Saat itu jalur Serpong ke Tanah Abang masih satu rel. Jadi, jarak yang tidak seberapa dari Sudimara ke Tanah Abang itu habis oleh satu kata yang menyebalkan. BERSILANG. Ya, kereta kita terhambat karena menunggu kereta dari arah berlawanan tiba. Hal itu diperparah oleh kereta cepat yang selalu meminta tempat sebagai kelas elitan dikit. Bablas, Pandeglang Tanah Abang tidak berhenti (katanya).  Nah, di sinilah Stasiun Kebayoran Lama berperan penting. Stasiun ini menjadi stasiun vital agar kereta bisa menunggu.
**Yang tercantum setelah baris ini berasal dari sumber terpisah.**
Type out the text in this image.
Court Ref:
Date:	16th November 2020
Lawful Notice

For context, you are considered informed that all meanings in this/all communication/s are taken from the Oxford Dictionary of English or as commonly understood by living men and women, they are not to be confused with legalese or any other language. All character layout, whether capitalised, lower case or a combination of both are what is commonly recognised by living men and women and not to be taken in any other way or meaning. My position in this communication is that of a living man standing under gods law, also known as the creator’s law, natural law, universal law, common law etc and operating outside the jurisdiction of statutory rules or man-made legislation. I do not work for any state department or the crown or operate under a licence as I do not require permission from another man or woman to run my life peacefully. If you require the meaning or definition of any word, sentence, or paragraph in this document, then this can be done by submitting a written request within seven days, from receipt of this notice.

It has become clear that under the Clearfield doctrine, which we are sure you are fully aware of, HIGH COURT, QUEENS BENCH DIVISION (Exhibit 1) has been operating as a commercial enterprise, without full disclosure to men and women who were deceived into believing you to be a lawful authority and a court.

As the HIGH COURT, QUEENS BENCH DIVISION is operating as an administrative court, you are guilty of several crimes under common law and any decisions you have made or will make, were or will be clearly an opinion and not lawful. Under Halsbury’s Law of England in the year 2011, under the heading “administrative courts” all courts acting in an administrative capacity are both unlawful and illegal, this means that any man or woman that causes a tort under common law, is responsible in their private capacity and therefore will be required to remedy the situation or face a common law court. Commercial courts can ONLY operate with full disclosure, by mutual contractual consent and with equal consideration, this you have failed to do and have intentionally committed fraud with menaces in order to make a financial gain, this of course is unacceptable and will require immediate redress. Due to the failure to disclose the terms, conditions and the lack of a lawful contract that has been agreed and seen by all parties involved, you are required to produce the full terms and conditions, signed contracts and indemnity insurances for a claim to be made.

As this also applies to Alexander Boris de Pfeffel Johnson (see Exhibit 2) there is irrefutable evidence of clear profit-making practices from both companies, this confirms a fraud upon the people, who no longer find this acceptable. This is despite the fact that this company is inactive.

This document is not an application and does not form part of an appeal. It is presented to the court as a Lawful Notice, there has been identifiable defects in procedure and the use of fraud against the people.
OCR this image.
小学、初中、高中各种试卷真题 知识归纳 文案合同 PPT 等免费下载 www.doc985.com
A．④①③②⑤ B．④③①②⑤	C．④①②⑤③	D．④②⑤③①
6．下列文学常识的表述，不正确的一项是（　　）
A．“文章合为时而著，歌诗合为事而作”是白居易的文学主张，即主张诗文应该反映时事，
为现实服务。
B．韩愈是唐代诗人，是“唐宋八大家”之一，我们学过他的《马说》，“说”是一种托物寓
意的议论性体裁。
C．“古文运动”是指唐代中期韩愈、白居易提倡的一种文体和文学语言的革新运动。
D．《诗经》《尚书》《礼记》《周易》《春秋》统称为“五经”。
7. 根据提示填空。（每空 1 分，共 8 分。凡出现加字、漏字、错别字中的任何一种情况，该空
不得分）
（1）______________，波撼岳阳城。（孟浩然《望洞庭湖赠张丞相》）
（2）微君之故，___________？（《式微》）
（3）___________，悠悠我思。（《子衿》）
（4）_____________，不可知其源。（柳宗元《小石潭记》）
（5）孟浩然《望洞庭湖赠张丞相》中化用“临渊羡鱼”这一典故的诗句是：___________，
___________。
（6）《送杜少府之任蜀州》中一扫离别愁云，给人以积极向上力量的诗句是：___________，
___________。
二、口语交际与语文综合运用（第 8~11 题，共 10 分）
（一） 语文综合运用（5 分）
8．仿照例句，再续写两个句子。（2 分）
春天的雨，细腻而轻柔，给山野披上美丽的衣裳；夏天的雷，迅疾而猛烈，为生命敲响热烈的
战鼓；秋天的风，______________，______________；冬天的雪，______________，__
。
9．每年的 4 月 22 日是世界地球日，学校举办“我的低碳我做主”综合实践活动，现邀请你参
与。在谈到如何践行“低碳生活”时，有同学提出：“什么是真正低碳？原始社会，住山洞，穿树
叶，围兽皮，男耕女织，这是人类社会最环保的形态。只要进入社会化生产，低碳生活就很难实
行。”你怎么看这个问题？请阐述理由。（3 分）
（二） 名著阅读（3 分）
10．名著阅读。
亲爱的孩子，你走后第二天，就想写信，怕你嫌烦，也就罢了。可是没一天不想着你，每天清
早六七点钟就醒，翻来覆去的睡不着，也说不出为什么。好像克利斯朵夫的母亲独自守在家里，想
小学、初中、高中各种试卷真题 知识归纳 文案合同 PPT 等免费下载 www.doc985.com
Wajar, karena di stasiun ini terdapat tiga jalur - pada saat itu musimnya satu jalur.

Jika melihat Stasiun Kebayoran Lama saat itu, rasanya mustahil stasiun itu dipermodern. Bagaimana tidak? Staasiun itu semrawut pake bingit, bergabung antara jalan Kebayoran-Ciledug yang sangat ramai, lalu lintas pelintas yang bekerja plus.....pasar tumpah. Seru deh jika mengulang memori. Kereta tiba ke Stasiun Kebayoran Lama melewati pedagang-pedagang di pasar itu yang menempatkan dagangan dengan jarak yang sangat dekat.

Tapi kini, cobalah mampir. Iyes, mampir ke Stasiun Kebayoran Lama. Dan nikmatilah transformasi hebatnya.

Saya tidak mau berpolemik dengan siapa yang berjasa. Saya hanya ingin menggarisi beberapa hal:

  • Adanya niat baik untuk mewujudkan sebuah rencana
  • Rencana bukan hanya rencana, tetapi ternyata bisa terlaksana
  • Sesuatu yang sepertinya mustahil, seperti membuat stasiun yang steril dari penumpang tak bayar termasuk pedagang, jika ditekuni dan dicari solusi, akan menemukan jalan penyelesaiannya.
  • Tidak munculnya gejolak yang luar biasa pada saat rencana itu terlaksana. Ini bisa diartikan pendekatan yang dilakukan bisa diterima berbagai kalangan.
  • Teguh hati melaksanakan sebuah rencana dengan maksud yang baik meski dihadapkan kepada penolakan beberapa kalangan.

Kini, saya bisa berkata bahwa Stasiun Kebayoran Lama tidaklah kalah dengan stasiun di luar negeri. Bolehlah ada yang berkata bahwa kita kalah beberapa tahun (atau berpuluh tahun), tetapi bagi kita - terutama saya - itu bukanlah sebuah hal yang mesti dibesarkan. Justru, hal yang lebih baik digaungkan adalah adanya implementasi dari sebuah rencana dan kebijakan bagi kemaslahatan masyarakat.

Bravo kepada Pemerintah - sekarang ataupun yang lama.

Selamat menikmati infrastruktur keren buat masyarakat.

Ayoooo kita jaga infrastruktur keren ini bersama-sama.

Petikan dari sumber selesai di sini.